Dynamic model to describe kinetic behavior of Listeria monocytogenes in smoked salmon

Abstract

AbstractIn this study, the dynamic model was developed to describe cell counts of Listeria monocytogenes in smoked salmon under distribution conditions. A 9‐strain mixture of L. monocytogenes was inoculated in smoked salmon at 3–4 Log CFU/g. The inoculated samples were stored at 4°C, 10°C, and 20°C for up to 16 days, and the bacterial cell counts were enumerated on PALCAM agar. The Baranyi model was fitted to the L. monocytogenes cell counts to calculate the lag phase duration (LPD; hr) and maximum growth rate (μmax; Log CFU/g/hr). LPD was 74.22 hr at 4°C, and the value was rapidly decreased to 4.84 hr at 20°C as temperature increased. μmax ranged from 0.01 to 0.13 Log CFU/g/hr, depending on the storage temperature. The kinetic parameters were fitted with secondary models as a function of temperature.
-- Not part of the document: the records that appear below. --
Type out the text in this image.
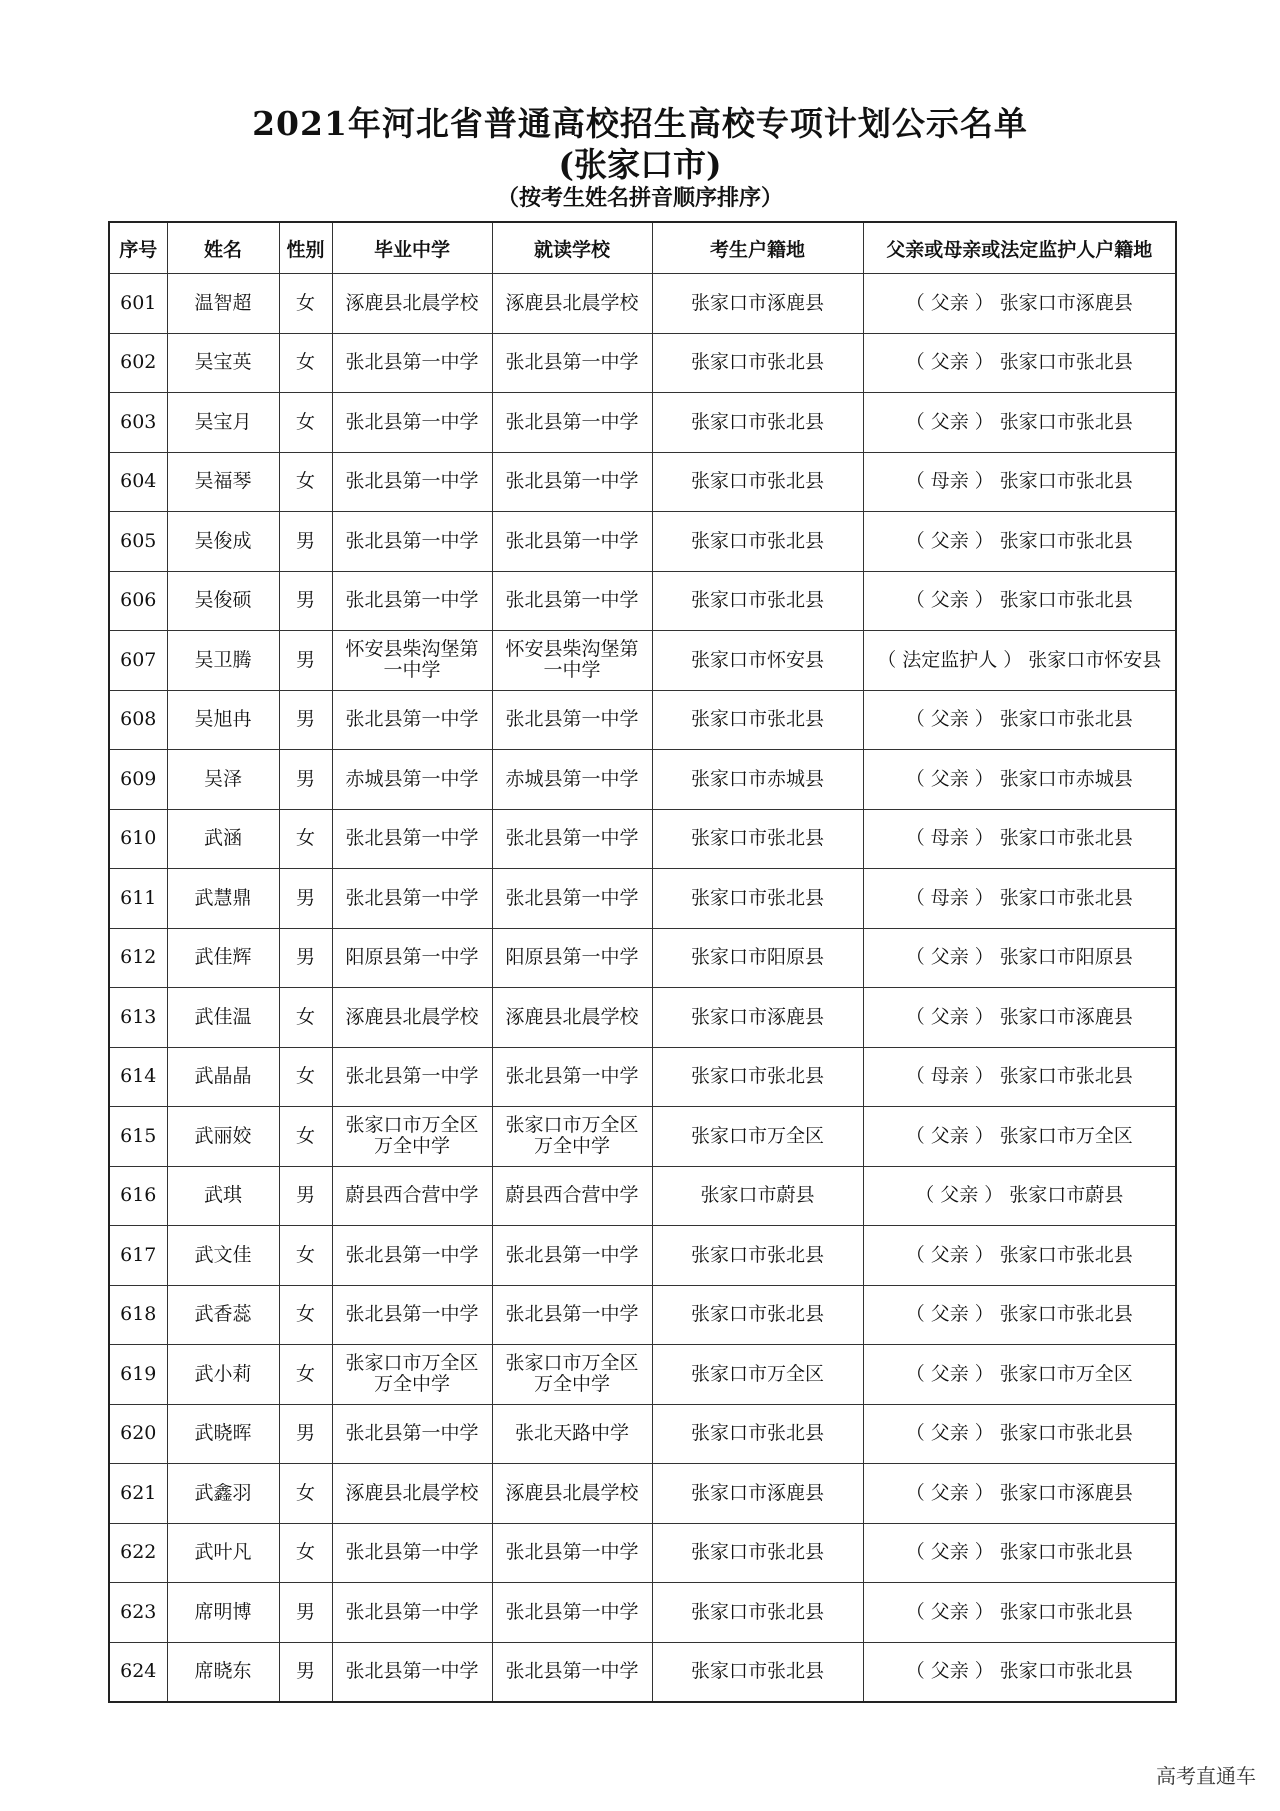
2021年河北省普通高校招生高校专项计划公示名单
(张家口市)
（按考生姓名拼音顺序排序）
序号	姓名	性别	毕业中学	就读学校	考生户籍地	父亲或母亲或法定监护人户籍地
601	温智超	女	涿鹿县北晨学校	涿鹿县北晨学校	张家口市涿鹿县	（ 父亲 ） 张家口市涿鹿县
602	吴宝英	女	张北县第一中学	张北县第一中学	张家口市张北县	（ 父亲 ） 张家口市张北县
603	吴宝月	女	张北县第一中学	张北县第一中学	张家口市张北县	（ 父亲 ） 张家口市张北县
604	吴福琴	女	张北县第一中学	张北县第一中学	张家口市张北县	（ 母亲 ） 张家口市张北县
605	吴俊成	男	张北县第一中学	张北县第一中学	张家口市张北县	（ 父亲 ） 张家口市张北县
606	吴俊硕	男	张北县第一中学	张北县第一中学	张家口市张北县	（ 父亲 ） 张家口市张北县
607	吴卫腾	男	怀安县柴沟堡第一中学	怀安县柴沟堡第一中学	张家口市怀安县	（ 法定监护人 ） 张家口市怀安县
608	吴旭冉	男	张北县第一中学	张北县第一中学	张家口市张北县	（ 父亲 ） 张家口市张北县
609	吴泽	男	赤城县第一中学	赤城县第一中学	张家口市赤城县	（ 父亲 ） 张家口市赤城县
610	武涵	女	张北县第一中学	张北县第一中学	张家口市张北县	（ 母亲 ） 张家口市张北县
611	武慧鼎	男	张北县第一中学	张北县第一中学	张家口市张北县	（ 母亲 ） 张家口市张北县
612	武佳辉	男	阳原县第一中学	阳原县第一中学	张家口市阳原县	（ 父亲 ） 张家口市阳原县
613	武佳温	女	涿鹿县北晨学校	涿鹿县北晨学校	张家口市涿鹿县	（ 父亲 ） 张家口市涿鹿县
614	武晶晶	女	张北县第一中学	张北县第一中学	张家口市张北县	（ 母亲 ） 张家口市张北县
615	武丽姣	女	张家口市万全区万全中学	张家口市万全区万全中学	张家口市万全区	（ 父亲 ） 张家口市万全区
616	武琪	男	蔚县西合营中学	蔚县西合营中学	张家口市蔚县	（ 父亲 ） 张家口市蔚县
617	武文佳	女	张北县第一中学	张北县第一中学	张家口市张北县	（ 父亲 ） 张家口市张北县
618	武香蕊	女	张北县第一中学	张北县第一中学	张家口市张北县	（ 父亲 ） 张家口市张北县
619	武小莉	女	张家口市万全区万全中学	张家口市万全区万全中学	张家口市万全区	（ 父亲 ） 张家口市万全区
620	武晓晖	男	张北县第一中学	张北天路中学	张家口市张北县	（ 父亲 ） 张家口市张北县
621	武鑫羽	女	涿鹿县北晨学校	涿鹿县北晨学校	张家口市涿鹿县	（ 父亲 ） 张家口市涿鹿县
622	武叶凡	女	张北县第一中学	张北县第一中学	张家口市张北县	（ 父亲 ） 张家口市张北县
623	席明博	男	张北县第一中学	张北县第一中学	张家口市张北县	（ 父亲 ） 张家口市张北县
624	席晓东	男	张北县第一中学	张北县第一中学	张家口市张北县	（ 父亲 ） 张家口市张北县
高考直通车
Cell counts predicted by the developed model were compared with the predicted cell counts obtained at 8°C and 15°C, and the differences between predicted and observed cell counts were indicated by root mean square error (RMSE). The dynamic model was then developed with the kinetic parameters derived from the secondary model and simulated the L. monocytogenes growth. RMSE (0.368) indicates that the model performance was appropriate. These results suggest that the developed kinetic models can be useful in predicting the fates of L. monocytogenes in smoked salmon under the dynamic conditions of storage temperature and time.